Ask HN: What websites does your employer block? - WhiteBuffalo
My employer (a large Tech company with about 10k employees) recently blocked every sports related website along with YouTube, Netflix, and every video and music streaming service possible (Spotify, Pandora, Apple music, etc.), citing bandwidth issues as the reason. There was a vague statement claiming they will review this policy in the future. I can understand blocking Netflix, but blocking music streaming services and sports news websites seems ridiculous for a technology company.<p>What websites does your employer block? Should an employer block any websites?
======
Nadya
My company attempted to block YouTube and Twitch for similar reasons (some
employees were streaming e-sports tournaments during work/lunch time; I was
one of them).

It lasted less than a week. When they realized productivity plummeted to the
deepest, darkest depths of the metaphorical ocean and the company was better
off having happy, productive employees free to do what they want than
miserable employees who hardly get any work done.

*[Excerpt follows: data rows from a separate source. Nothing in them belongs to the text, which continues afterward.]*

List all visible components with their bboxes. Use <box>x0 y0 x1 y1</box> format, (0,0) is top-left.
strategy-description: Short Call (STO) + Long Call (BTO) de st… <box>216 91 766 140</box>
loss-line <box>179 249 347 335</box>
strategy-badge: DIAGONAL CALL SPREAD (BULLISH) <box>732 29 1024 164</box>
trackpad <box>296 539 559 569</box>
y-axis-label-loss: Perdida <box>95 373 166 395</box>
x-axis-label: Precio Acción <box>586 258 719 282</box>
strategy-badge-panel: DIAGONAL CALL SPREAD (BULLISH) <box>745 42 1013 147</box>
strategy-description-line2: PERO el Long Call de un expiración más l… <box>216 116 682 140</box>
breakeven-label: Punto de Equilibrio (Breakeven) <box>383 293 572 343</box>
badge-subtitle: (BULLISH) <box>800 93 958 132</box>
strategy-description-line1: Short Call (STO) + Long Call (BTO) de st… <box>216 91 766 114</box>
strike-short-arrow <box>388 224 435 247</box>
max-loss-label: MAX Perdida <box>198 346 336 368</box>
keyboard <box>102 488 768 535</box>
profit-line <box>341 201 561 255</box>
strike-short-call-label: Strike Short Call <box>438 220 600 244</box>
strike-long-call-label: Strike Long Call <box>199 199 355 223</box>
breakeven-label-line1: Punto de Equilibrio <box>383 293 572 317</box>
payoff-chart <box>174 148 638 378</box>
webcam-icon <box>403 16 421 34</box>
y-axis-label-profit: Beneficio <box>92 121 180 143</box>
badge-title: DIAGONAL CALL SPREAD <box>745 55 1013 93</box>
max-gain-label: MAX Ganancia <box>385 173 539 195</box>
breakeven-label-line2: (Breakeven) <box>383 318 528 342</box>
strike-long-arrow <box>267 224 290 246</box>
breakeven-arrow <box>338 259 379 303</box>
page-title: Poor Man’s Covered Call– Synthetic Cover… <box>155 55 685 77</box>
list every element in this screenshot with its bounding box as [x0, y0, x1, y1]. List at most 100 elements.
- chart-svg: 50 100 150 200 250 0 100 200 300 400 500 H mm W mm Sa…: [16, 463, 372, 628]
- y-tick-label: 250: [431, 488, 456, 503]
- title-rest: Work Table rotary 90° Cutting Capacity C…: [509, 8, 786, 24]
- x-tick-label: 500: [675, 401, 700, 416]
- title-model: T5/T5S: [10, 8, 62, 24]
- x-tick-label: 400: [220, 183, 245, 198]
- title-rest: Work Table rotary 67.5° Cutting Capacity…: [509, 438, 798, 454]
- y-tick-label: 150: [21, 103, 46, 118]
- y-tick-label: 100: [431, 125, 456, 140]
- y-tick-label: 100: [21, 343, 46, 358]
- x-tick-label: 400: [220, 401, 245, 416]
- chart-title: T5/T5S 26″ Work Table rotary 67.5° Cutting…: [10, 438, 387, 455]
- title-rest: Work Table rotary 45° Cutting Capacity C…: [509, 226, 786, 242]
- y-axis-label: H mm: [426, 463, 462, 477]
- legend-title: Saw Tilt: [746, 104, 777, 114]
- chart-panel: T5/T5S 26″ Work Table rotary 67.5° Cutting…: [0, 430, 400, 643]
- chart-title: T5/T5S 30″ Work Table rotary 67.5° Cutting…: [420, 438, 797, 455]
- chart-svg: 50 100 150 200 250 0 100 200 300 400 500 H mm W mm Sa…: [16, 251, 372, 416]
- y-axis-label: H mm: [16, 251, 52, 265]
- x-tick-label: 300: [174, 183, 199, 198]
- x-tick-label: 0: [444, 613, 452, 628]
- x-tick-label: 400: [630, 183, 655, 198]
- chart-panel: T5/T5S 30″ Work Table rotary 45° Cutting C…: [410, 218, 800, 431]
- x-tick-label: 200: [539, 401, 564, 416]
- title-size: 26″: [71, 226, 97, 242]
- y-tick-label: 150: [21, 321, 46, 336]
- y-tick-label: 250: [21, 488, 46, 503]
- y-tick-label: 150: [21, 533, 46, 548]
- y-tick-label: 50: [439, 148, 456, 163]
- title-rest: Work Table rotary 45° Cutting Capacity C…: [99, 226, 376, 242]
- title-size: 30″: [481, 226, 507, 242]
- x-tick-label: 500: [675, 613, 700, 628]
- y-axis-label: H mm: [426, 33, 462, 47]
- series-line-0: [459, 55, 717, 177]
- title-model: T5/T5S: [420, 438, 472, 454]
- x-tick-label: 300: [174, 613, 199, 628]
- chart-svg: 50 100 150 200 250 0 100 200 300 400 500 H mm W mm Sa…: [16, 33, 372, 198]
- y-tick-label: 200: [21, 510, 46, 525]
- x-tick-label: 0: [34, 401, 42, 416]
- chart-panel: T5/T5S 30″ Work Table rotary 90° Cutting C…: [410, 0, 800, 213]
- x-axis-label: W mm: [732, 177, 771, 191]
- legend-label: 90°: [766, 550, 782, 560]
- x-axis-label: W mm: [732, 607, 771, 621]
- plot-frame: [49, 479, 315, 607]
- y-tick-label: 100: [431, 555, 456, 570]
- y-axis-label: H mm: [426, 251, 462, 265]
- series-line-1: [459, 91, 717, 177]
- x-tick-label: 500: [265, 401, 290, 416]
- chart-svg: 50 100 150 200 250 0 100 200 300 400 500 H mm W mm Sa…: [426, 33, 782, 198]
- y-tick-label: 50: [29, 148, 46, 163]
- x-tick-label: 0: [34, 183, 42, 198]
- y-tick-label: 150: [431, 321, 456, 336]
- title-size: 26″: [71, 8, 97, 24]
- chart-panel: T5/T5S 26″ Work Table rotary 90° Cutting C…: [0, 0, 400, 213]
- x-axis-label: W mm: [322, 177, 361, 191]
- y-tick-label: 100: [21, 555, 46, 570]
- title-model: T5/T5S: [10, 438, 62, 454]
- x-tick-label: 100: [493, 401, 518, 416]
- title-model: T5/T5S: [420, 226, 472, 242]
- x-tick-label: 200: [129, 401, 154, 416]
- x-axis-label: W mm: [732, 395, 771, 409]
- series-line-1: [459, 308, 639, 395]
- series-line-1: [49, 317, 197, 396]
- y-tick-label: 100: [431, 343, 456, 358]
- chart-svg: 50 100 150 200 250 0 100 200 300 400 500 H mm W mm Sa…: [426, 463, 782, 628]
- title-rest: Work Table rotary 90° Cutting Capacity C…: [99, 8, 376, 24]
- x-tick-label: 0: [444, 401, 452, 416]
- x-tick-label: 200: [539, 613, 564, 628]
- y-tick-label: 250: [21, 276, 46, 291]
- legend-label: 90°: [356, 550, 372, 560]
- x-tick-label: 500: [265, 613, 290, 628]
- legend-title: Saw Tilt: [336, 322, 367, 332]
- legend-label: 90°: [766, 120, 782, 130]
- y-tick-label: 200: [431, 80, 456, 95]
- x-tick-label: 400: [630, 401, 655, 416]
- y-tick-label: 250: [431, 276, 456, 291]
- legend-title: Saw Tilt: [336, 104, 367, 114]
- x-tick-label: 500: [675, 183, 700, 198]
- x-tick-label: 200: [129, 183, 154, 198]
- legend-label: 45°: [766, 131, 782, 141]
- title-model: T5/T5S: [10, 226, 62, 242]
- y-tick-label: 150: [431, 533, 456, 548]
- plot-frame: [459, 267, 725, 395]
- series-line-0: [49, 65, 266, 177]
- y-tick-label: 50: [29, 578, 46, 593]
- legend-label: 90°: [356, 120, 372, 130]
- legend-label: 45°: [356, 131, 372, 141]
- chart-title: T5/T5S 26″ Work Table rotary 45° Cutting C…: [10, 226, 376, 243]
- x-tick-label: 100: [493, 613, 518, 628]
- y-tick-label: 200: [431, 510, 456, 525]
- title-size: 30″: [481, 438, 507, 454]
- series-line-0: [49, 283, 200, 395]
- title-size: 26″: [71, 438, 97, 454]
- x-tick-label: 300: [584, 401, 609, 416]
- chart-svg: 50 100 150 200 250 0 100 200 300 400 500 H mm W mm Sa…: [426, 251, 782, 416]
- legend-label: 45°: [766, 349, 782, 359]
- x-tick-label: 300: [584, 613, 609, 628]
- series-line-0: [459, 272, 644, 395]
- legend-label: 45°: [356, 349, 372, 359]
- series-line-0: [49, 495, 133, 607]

There's also a generic filter, mostly used to block porn sites. I've noticed
it blocks anything with "hack" in the URL which is a problem on occasion
("shack" gets blocked an issue when its part of a client's domain name like
"Shackel"). I almost never hit it except on false-positives so it doesn't
really bother me any. I think I can at least agree people shouldn't be
browsing porn at work.

AFAIK the only logs kept are who hit the generic filter, what they were trying
to access, and when. General browsing isn't logged or I'd probably be in more
trouble for browsing HN so much.

------
vanattab
I work for the feds they pretty much block the whole Internet. And on about
90% of the sites they do let through they pop up a message saying "this site
is not trusted" which does nothing but condition users to ignore the warnings
even on sites that they shouldn't.

------
herbst
None. Afaik there is not even a log.

Your case really sounds more than ridiculous.